If you want to see the shrines in the Temple Cave, you first have to negotiate a climb of 272 steps! I’ve managed them twice, puffing like a steam train, but I managed them.

The 272 steps at Batu Caves

The 272 steps at Batu Caves

Not quite at the top of the steps but almost there

Not quite at the top of the steps but almost there

Inside the caves, yet more steps leading to more shrines.

Inside the caves, yet more steps leading to more shrines.

One of the things we found especially enjoyable was the hordes of long-tailed macaque monkeys that have free roam of the place.

Long-tailed macaque monkeys

They’re not at all shy, and have worked out, over the years, that the orange plastic bags – and only the orange ones – that worshippers take up to the temple contain fruit and flowers (offerings for the gods), and they’re quite adept at snatching them from people. Most times, it’s not worth hanging on to the bag as these little simians can get loudly persistent, but they’ve never been known to attack anyone.

Monkey mama and baby

On our return journey on the LRT (Light Rail Transit, KL’s public rail transport service, which is a dirt-cheap way of getting around the city), I snapped a shot of this temple, locally known as the Scott Road Temple (guess which road it’s located on?) Its actual name is Sri Kandaswamy Kovil (‘kovil’ meaning ‘temple’ in Tamil).

Sri Kandaswamy Temple

Over a century old, it’s probably the most important temple for the Sri Lankan Tamil community. It’s also the temple where I got married.

These next 5 photos were taken in 2007, the year I went back for my mum’s memorial service, a year after she’d passed.

It was the first time I’d been to the Kuan Yin Temple, which was built in 1880. The architecture is gorgeous, and the phoenix and dragon symbols are found all around the temple.

Kuan Yin Temple
The upper level of the Kuan Yin Temple

The upper level of the Kuan Yin Temple

Statues on the roof of the temple

Statues on the roof of the temple

This picture, taken from the upper level of the Kuan Yin Temple, shows the Petronas Towers and the other recognisable landmark, the KL Tower.

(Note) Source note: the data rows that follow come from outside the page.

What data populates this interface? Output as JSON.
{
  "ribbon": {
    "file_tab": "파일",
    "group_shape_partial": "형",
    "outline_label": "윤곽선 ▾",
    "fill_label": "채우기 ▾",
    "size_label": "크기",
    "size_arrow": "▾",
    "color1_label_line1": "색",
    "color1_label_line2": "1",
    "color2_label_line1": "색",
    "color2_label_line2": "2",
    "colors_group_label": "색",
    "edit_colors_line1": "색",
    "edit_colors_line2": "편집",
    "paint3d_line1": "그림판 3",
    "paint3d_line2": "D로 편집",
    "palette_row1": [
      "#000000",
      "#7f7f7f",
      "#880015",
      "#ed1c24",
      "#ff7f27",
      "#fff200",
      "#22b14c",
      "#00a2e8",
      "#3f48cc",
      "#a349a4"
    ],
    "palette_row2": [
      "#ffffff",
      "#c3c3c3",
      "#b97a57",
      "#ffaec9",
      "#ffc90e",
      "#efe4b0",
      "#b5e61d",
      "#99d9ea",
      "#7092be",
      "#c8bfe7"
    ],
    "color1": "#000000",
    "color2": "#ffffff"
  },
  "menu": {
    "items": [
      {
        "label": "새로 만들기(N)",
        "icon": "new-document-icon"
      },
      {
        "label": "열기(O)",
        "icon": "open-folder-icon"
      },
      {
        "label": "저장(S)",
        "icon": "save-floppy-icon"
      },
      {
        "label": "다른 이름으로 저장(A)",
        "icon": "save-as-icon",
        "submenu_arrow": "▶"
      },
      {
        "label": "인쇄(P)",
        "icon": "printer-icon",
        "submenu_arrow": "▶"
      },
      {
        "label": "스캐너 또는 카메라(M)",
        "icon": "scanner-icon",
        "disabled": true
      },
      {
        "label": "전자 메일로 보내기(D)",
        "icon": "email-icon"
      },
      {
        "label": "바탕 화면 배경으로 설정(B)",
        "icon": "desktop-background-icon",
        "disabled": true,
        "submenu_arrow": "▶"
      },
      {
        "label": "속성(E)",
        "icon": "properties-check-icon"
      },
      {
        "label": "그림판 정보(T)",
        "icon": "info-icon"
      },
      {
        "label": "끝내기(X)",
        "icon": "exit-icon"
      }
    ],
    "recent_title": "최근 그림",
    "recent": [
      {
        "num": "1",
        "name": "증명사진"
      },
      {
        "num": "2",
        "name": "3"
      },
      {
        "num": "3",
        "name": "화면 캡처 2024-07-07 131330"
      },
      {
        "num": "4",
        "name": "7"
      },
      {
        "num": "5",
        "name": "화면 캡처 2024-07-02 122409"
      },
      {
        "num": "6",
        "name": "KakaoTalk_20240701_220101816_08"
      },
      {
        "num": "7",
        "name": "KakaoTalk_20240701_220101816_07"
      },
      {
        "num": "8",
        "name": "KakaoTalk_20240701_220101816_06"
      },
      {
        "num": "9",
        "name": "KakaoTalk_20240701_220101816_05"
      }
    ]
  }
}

Taken from the upper level of the temple, showing the KL Tower and Petronas Towers in the distance

The KL Tower stands at 421 metres and its viewing deck is 276 metres high, giving a spectacular view of the city.

The KL Tower and the Petronas Towers

This next picture was taken (in 2013) from the KL Tower and shows the field that’s known as Merdeka Square (‘merdeka’ means ‘independent’ in Malay). The area is the focus for the yearly Independence Day parade on 31 August. The building with the copper-domed towers is the Sultan Abdul Samad Building and the Royal Selangor Club is on the other side of Merdeka Square.

View of Merdeka Square taken from KL Tower

The Sultan Abdul Samad building was built in 1897 and named after the reigning sultan of Selangor at the time. It used to house the law courts and I have to admit to not knowing what it’s used for now.

Sultan Abdul Samad building in 1902 when it was known as ‘Government Offices’ (Wikipedia)

Sultan Abdul Samad building in 1902 when it was known as ‘Government Offices’ (Wikipedia)

One thing I’ve always liked is the juxtaposition of the old and decaying, and the new. I don’t know if these buildings and others like it still exist, but I feel there’s a beauty to these buildings that you don’t find in most modern ones.

Abandoned building
Abandoned building

I’m glad I decided to share these memories and hope you enjoyed this little tour of my Malaysian birth town.